Lei ha rivelato la storia dell’ex comandante dei Vigili di Ostia che stava indagando sui vertici cittadini ed è stato trasferito dopo quella famosa conferenza stampa. Perché?
Il comandante Stefano è stato trasferito in un altro comando con la scusa della rotazione. Stefano aveva notificato un provvedimento sulla base dell’articolo 161 a Tassone per un’inchiesta legata a una vicenda di concessioni in aree pubbliche; Tassone ne ha chiesto il trasferimento e Stefano è stato trasferito. Questi sono fatti: ci sono mille vigili che hanno presentato un esposto all’anticorruzione sull’episodio del quale stiamo parlando.
Non mettiamo troppo il becco in casa d’altri parlando del commissariamento del Pd romano, ma non avverte un certo grado di prosopopea nel modo in cui i democrats gestiscono queste vicende?
Ritengo che il compito che si sta caricando sulle spalle Matteo Orfini sia molto difficile e, in questo senso, non ho difficoltà a credere che sia un’opera titanica. Ma a parte Mafia Capitale c’è ancora aperta la questione Di Stefano, c’è la vicenda delle Primarie, c’è l’inchiesta sul gruppo regionale del Pd, ci sono indagini su qualsiasi cosa. Per carità, auguro a Matteo Orfini di riuscire a venirne a capo…
Ma?
Quello che trovo intollerabile è che una forza politica in queste condizioni indossi la livrea del partito antimafia. Questo mi sembra davvero eccessivo. Dicevano i nostri antenati “nisi caste, tamen caute”, se proprio non puoi essere casto cerca almeno di essere prudente. Temo che questo principio sfugga alla comprensione di Matteo Orfini.

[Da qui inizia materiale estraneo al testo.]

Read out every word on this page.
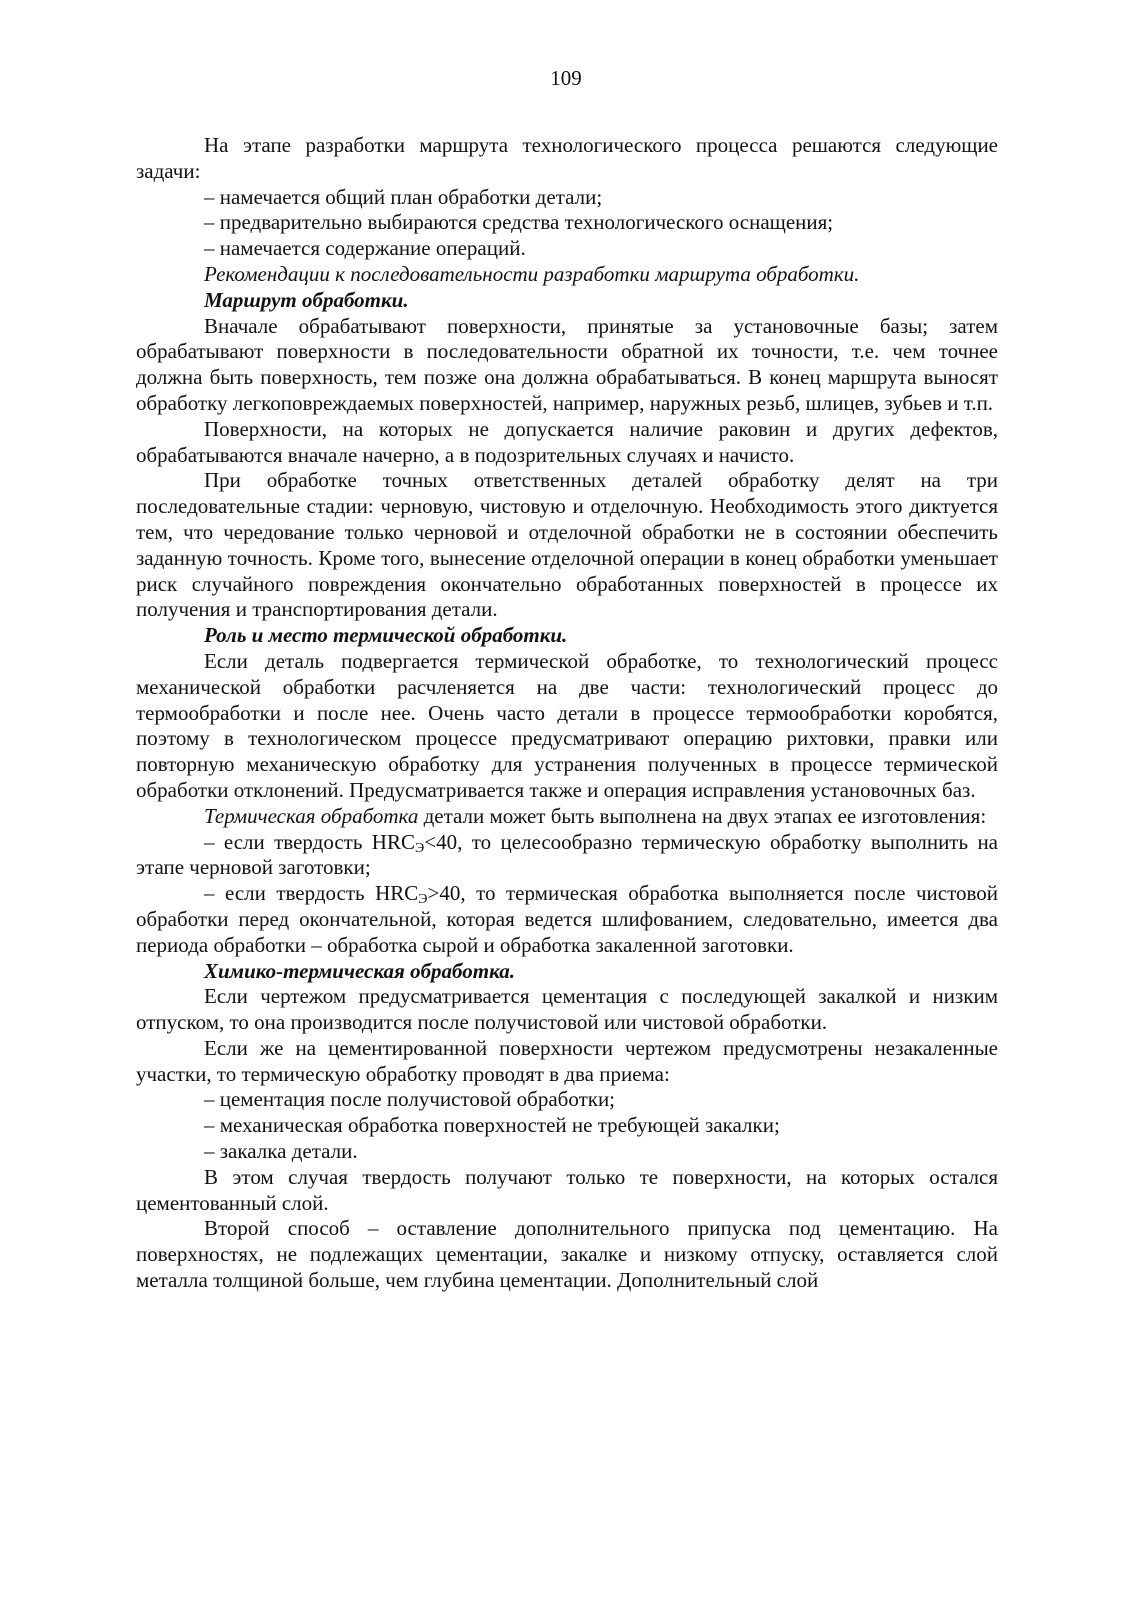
109

На этапе разработки маршрута технологического процесса решаются следующие задачи:

– намечается общий план обработки детали;

– предварительно выбираются средства технологического оснащения;

– намечается содержание операций.

Рекомендации к последовательности разработки маршрута обработки.

Маршрут обработки.

Вначале обрабатывают поверхности, принятые за установочные базы; затем обрабатывают поверхности в последовательности обратной их точности, т.е. чем точнее должна быть поверхность, тем позже она должна обрабатываться. В конец маршрута выносят обработку легкоповреждаемых поверхностей, например, наружных резьб, шлицев, зубьев и т.п.

Поверхности, на которых не допускается наличие раковин и других дефектов, обрабатываются вначале начерно, а в подозрительных случаях и начисто.

При обработке точных ответственных деталей обработку делят на три последовательные стадии: черновую, чистовую и отделочную. Необходимость этого диктуется тем, что чередование только черновой и отделочной обработки не в состоянии обеспечить заданную точность. Кроме того, вынесение отделочной операции в конец обработки уменьшает риск случайного повреждения окончательно обработанных поверхностей в процессе их получения и транспортирования детали.

Роль и место термической обработки.

Если деталь подвергается термической обработке, то технологический процесс механической обработки расчленяется на две части: технологический процесс до термообработки и после нее. Очень часто детали в процессе термообработки коробятся, поэтому в технологическом процессе предусматривают операцию рихтовки, правки или повторную механическую обработку для устранения полученных в процессе термической обработки отклонений. Предусматривается также и операция исправления установочных баз.

Термическая обработка детали может быть выполнена на двух этапах ее изготовления:

– если твердость $HRC_Э<40$, то целесообразно термическую обработку выполнить на этапе черновой заготовки;

– если твердость $HRC_Э>40$, то термическая обработка выполняется после чистовой обработки перед окончательной, которая ведется шлифованием, следовательно, имеется два периода обработки – обработка сырой и обработка закаленной заготовки.

Химико-термическая обработка.

Если чертежом предусматривается цементация с последующей закалкой и низким отпуском, то она производится после получистовой или чистовой обработки.

Если же на цементированной поверхности чертежом предусмотрены незакаленные участки, то термическую обработку проводят в два приема:

– цементация после получистовой обработки;

– механическая обработка поверхностей не требующей закалки;

– закалка детали.

В этом случая твердость получают только те поверхности, на которых остался цементованный слой.

Второй способ – оставление дополнительного припуска под цементацию. На поверхностях, не подлежащих цементации, закалке и низкому отпуску, оставляется слой металла толщиной больше, чем глубина цементации. Дополнительный слой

Oggi l’attenzione è tutta su Mafia Capitale ma in passato ci sono già state altre grandi operazioni delle forze dell’Ordine contro le infiltrazioni mafiose e criminali nel Lazio. Secondo Lei come si riporta davvero ordine e legalità sul litorale romano e nella Capitale?
Intanto facendo lavorare gli inquirenti e arrivando alla fine di questa inchiesta. Per il resto occorre fare un grosso lavoro non tanto dal punto di vista dell’attività inquirente quanto da quello della capacità di varare programmi di anticorruzione degni di questo nome.
Si spieghi meglio.
La principale stranezza della Giunta Marino è stata proprio quella di aver continuato a dare un fiume di affidamenti diretti – l’anticamera di questi pasticci – anche quando l’inchiesta era già esplosa. Come dire, avere in carica una Giunta che batte il record degli affidamenti diretti fra tutte quelle che negli ultimi vent’anni si sono avvicendate a Roma è già un’indicazione di quello che andrebbe fatto, no?